The replacement is a vocabulary-neutral recursive tree:
Document
└── Section (depth 0)
└── Section (depth 1)
└── ...
└── Block (leaf)
Document → Section → Block matches the structural primitives used by CommonMark, the Pandoc AST, and ProseMirror — the most widely deployed document processing tools in the open-source ecosystem. Using their vocabulary means OfficePlane can import from and export to those tools without lossy translation.
The Document → Section → Block Shape
A Document is the root. It carries metadata and owns a list of top-level Section nodes. A Section can contain child Section nodes and/or leaf Block nodes. A Block is a typed, atomic piece of content.
{
"schema_version": "1.0",
"id": "doc_01j2kqx8v",
"title": "Q3 Engineering Review",
"attributions": [
{
"source_doc_id": "doc_00xfabcd3",
"source_section_id": "sec_intro_2",
"relationship": "derived_from"
}
],
"sections": [
{
"id": "sec_01",
"title": "Executive Summary",
"depth": 0,
"children": [],
"blocks": [
{
"id": "blk_01",
"type": "heading",
"level": 1,
"content": "Executive Summary"
},
{
"id": "blk_02",
"type": "paragraph",
"content": "This report covers the quarter ending September 30."
}
]
},
{
"id": "sec_02",
"title": "Infrastructure",
"depth": 0,
"children": [
{
"id": "sec_02_01",
"title": "Database",
"depth": 1,
"children": [],
"blocks": [
{
"id": "blk_10",
"type": "table",
"rows": [
["Metric", "Value"],
["p99 latency", "12 ms"],
["row count", "4.2 M"]
]
}
]
}
],
"blocks": []
}
]
}
Node id values are stable identifiers. All edit operations (insert, replace, delete) reference nodes by id, never by positional index. This makes edits composable and safe to apply out of order.
Block Taxonomy
type | Rendered in .docx | Rendered in .pptx |
|---|---|---|
heading | Word Heading style (level 1–6) | Slide title or section header text box |
paragraph | Normal paragraph | Body text box |
list | Bulleted or numbered list (via ordered flag) | Bulleted text box |
table | Word table | Table shape |
figure | Inline image + optional caption | Picture shape + caption text box |
code | Monospace paragraph with border | Code text box (Courier New) |
callout | Shaded paragraph with left border | Colored rectangle with inset text |
quote | Block quote style | Italic text box with side rule |
divider | Horizontal rule | Thin line shape |
The level field on heading maps directly to CommonMark ATX heading depth (# through ######) and to <h1>–<h6> in HTML output.

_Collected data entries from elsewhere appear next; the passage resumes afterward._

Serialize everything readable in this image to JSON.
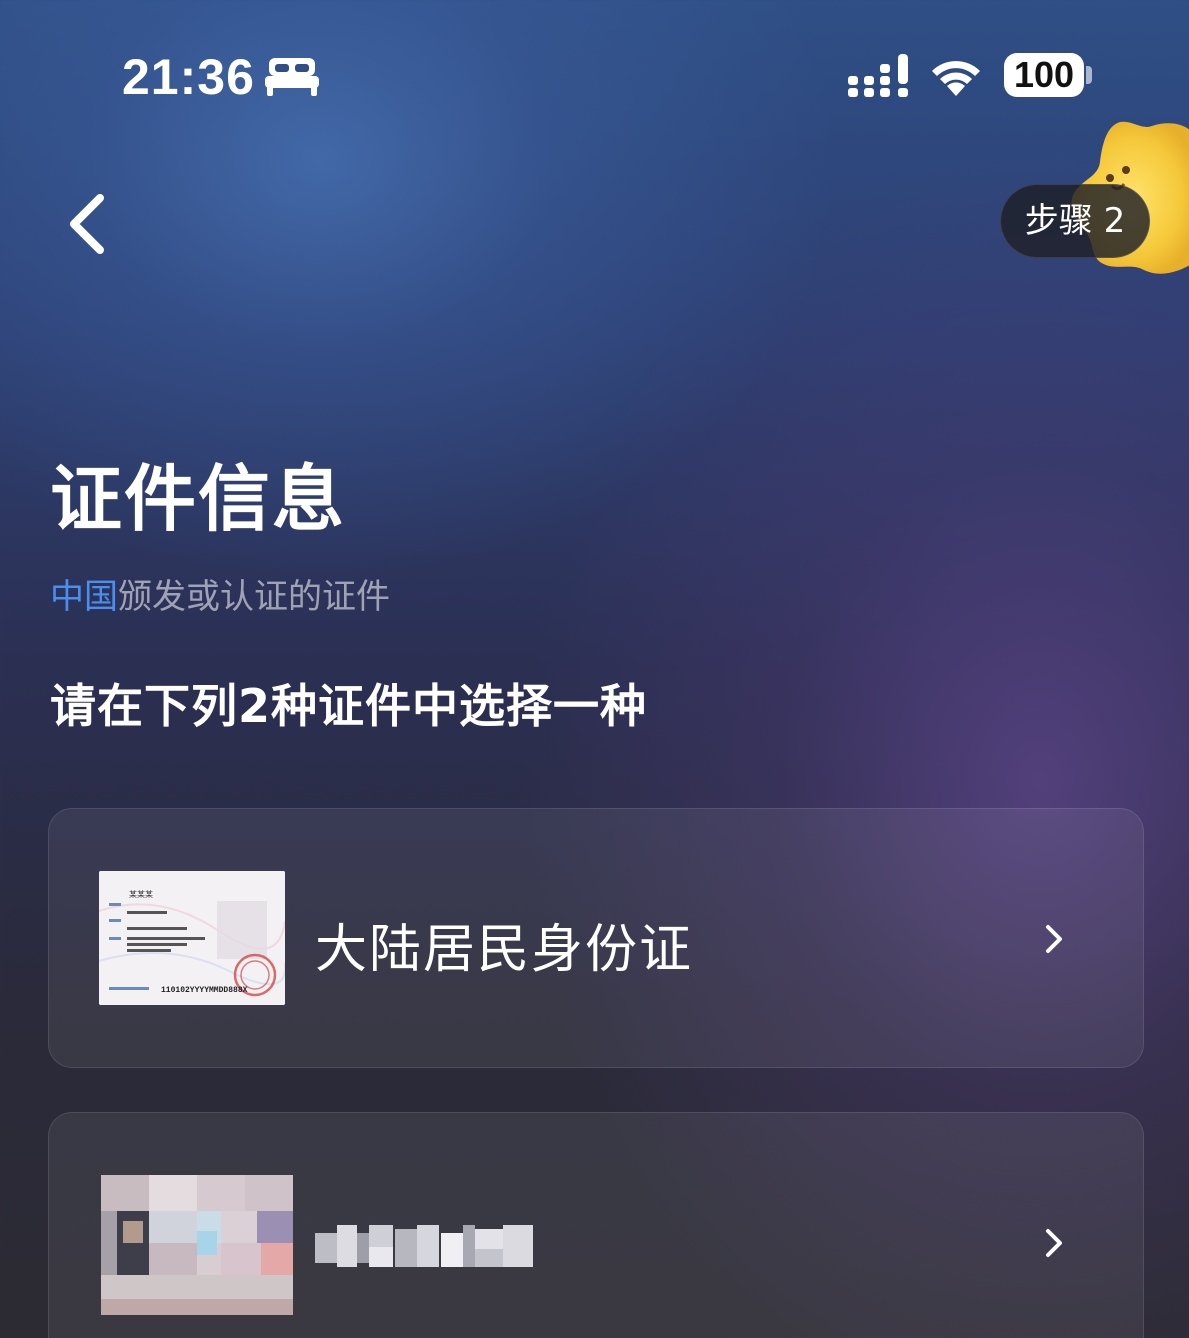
{
  "status_bar": {
    "time": "21:36",
    "battery": "100",
    "icons": [
      "bed-icon",
      "cellular-signal-icon",
      "wifi-icon",
      "battery-icon"
    ]
  },
  "nav": {
    "back_icon": "chevron-left-icon",
    "step_label": "步骤 2"
  },
  "page": {
    "title": "证件信息",
    "subtitle_country": "中国",
    "subtitle_rest": "颁发或认证的证件",
    "instruction": "请在下列2种证件中选择一种"
  },
  "options": [
    {
      "label": "大陆居民身份证",
      "thumbnail": "id-card-image",
      "id_number": "110102YYYYMMDD888X",
      "name_sample": "某某某",
      "icon": "chevron-right-icon"
    },
    {
      "label": "",
      "label_redacted": true,
      "thumbnail": "passport-image-pixelated",
      "icon": "chevron-right-icon"
    }
  ],
  "colors": {
    "accent_blue": "#4a8ff0",
    "text_primary": "#ffffff",
    "text_secondary": "rgba(255,255,255,0.55)"
  }
}
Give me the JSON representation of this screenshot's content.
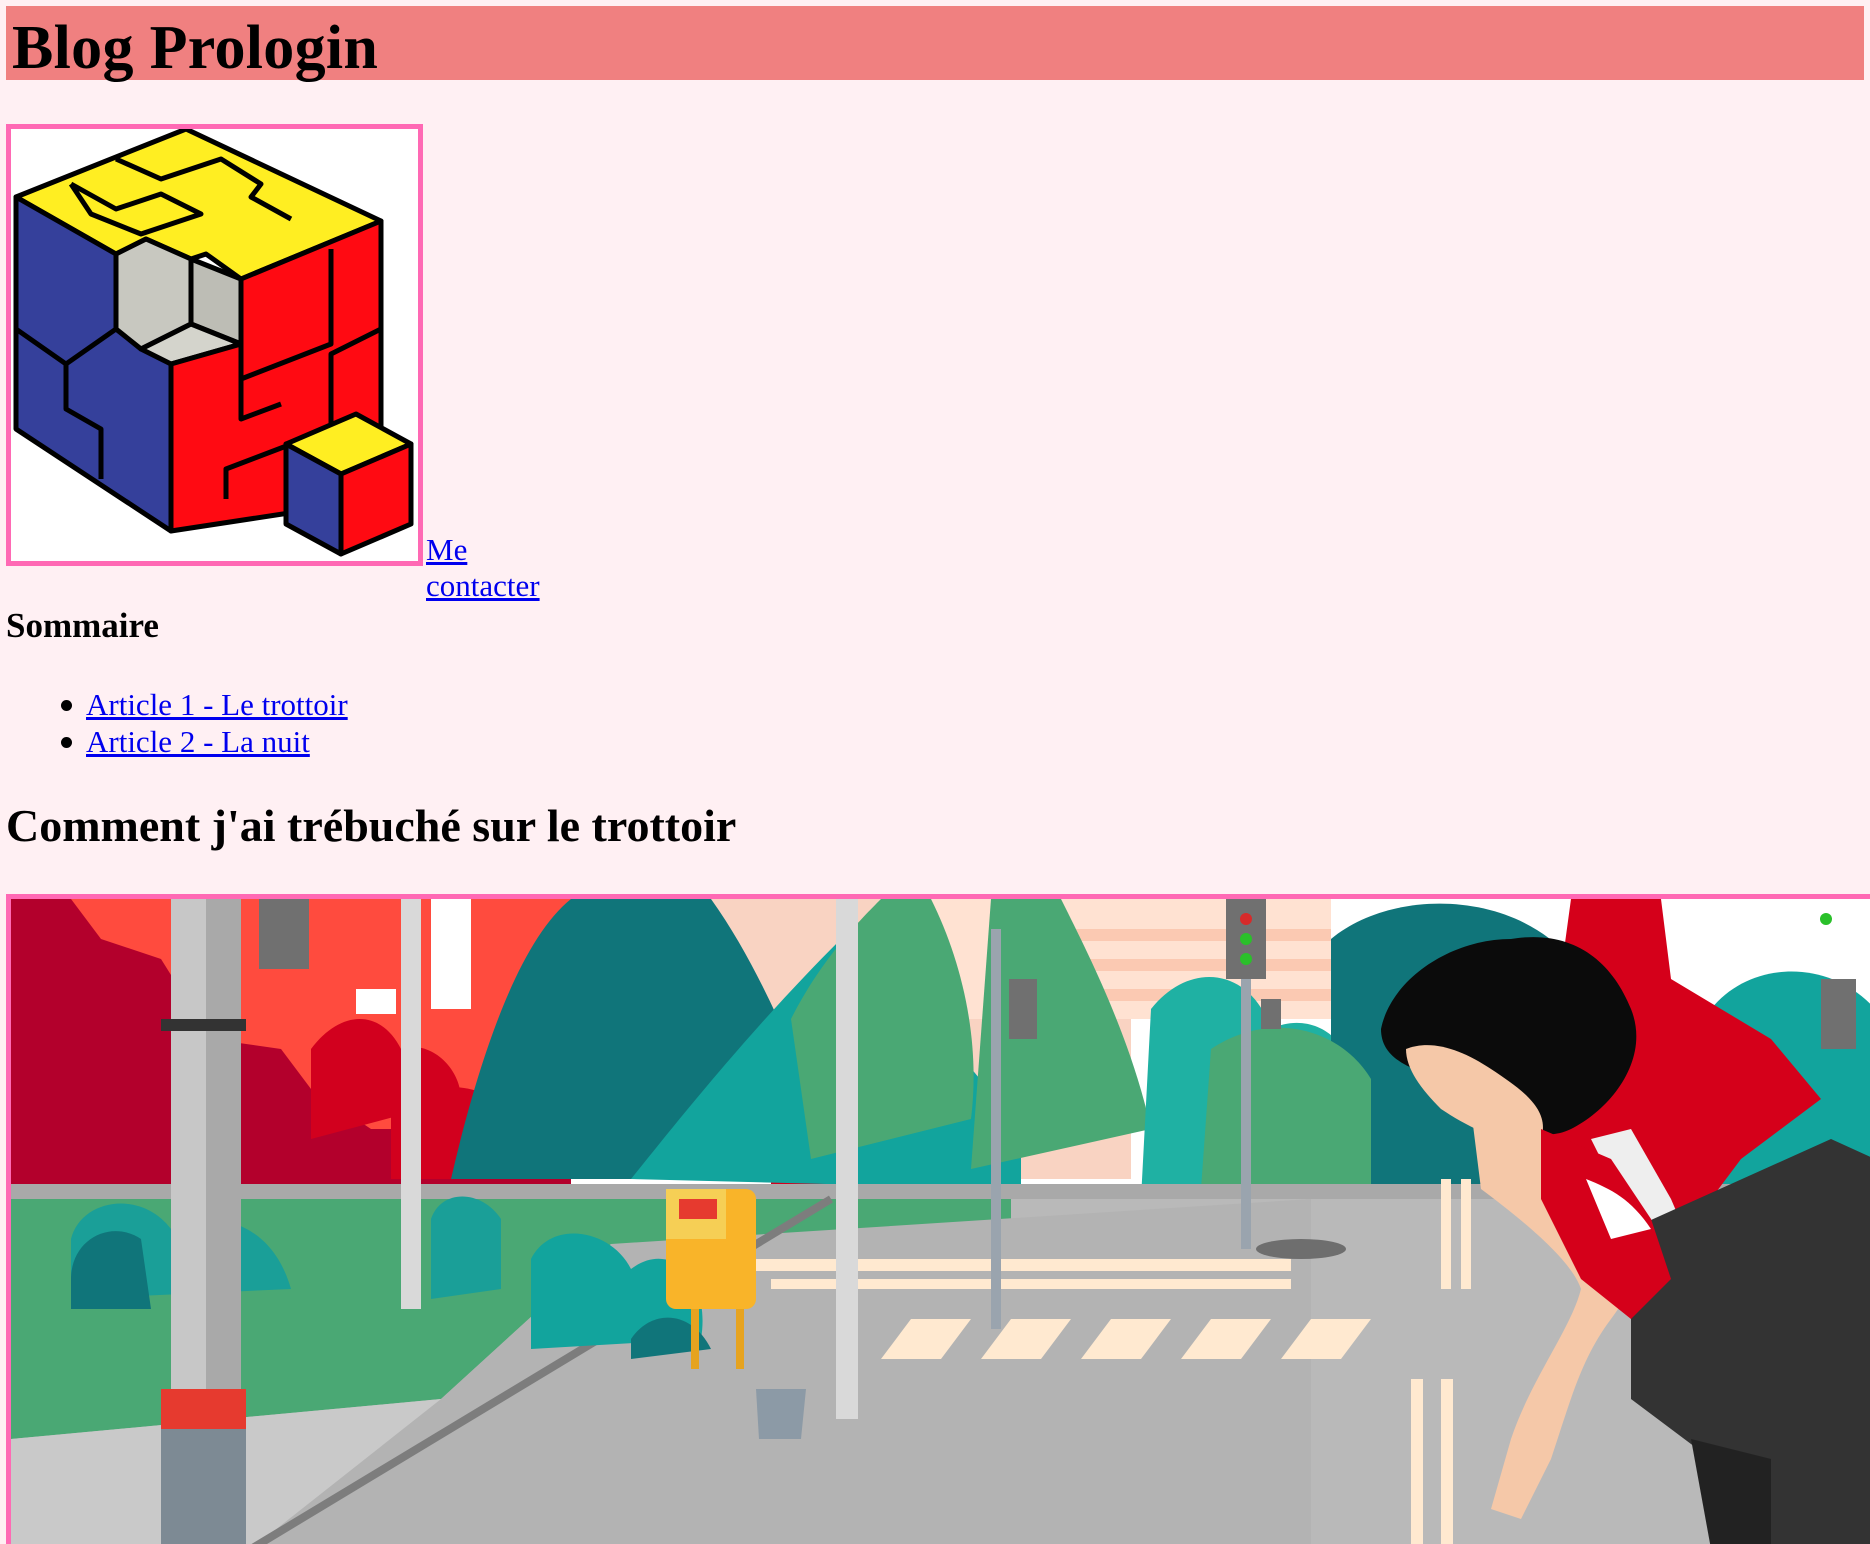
{
  "header": {
    "title": "Blog Prologin"
  },
  "logo": {
    "icon": "cube-puzzle-logo"
  },
  "nav": {
    "contact_label": "Me contacter"
  },
  "toc": {
    "title": "Sommaire",
    "items": [
      {
        "label": "Article 1 - Le trottoir"
      },
      {
        "label": "Article 2 - La nuit"
      }
    ]
  },
  "article": {
    "title": "Comment j'ai trébuché sur le trottoir",
    "image_icon": "street-illustration-woman-tripping"
  },
  "colors": {
    "header_bg": "#f08080",
    "page_bg": "#fff0f3",
    "frame_border": "#ff69b4",
    "link": "#0000ee"
  }
}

Alignment with Public Standards
| Standard | Alignment |
|---|---|
| CommonMark spec | Block types match CommonMark leaf and container block taxonomy. heading, paragraph, list, code, quote, divider are 1:1 equivalents. |
| Pandoc AST | The tree shape (document → nested blocks) mirrors Pandoc's internal AST. Documents round-trip through pandoc -f json without structural loss. |
| ProseMirror | Block types correspond to ProseMirror node types. A ProseMirror schema can be derived directly from the block taxonomy, enabling browser-side rich-text editing. |
| OOXML (DOCX/PPTX) | The renderer maps each block type to the corresponding OOXML element (w:p, w:tbl, a:pic, etc.). No intermediate format needed. |
Schema Versioning
The schema_version field at the document root is a semver string. Breaking changes to the block taxonomy or tree structure increment the major version. The API always returns the version it stored; upgrade migrations are applied lazily on read.
attributions Array
Every Document carries a top-level attributions array. Each entry records a relationship to a source document or section:
{
"source_doc_id": "doc_00xfabcd3",
"source_section_id": "sec_intro_2",
"relationship": "derived_from",
"agent_run_id": "run_xyz"
}
relationship is an open enum; current values are derived_from, quoted_from, and merged_from. This array is the entry point for the provenance graph described in Source Trail: Provenance & Lineage.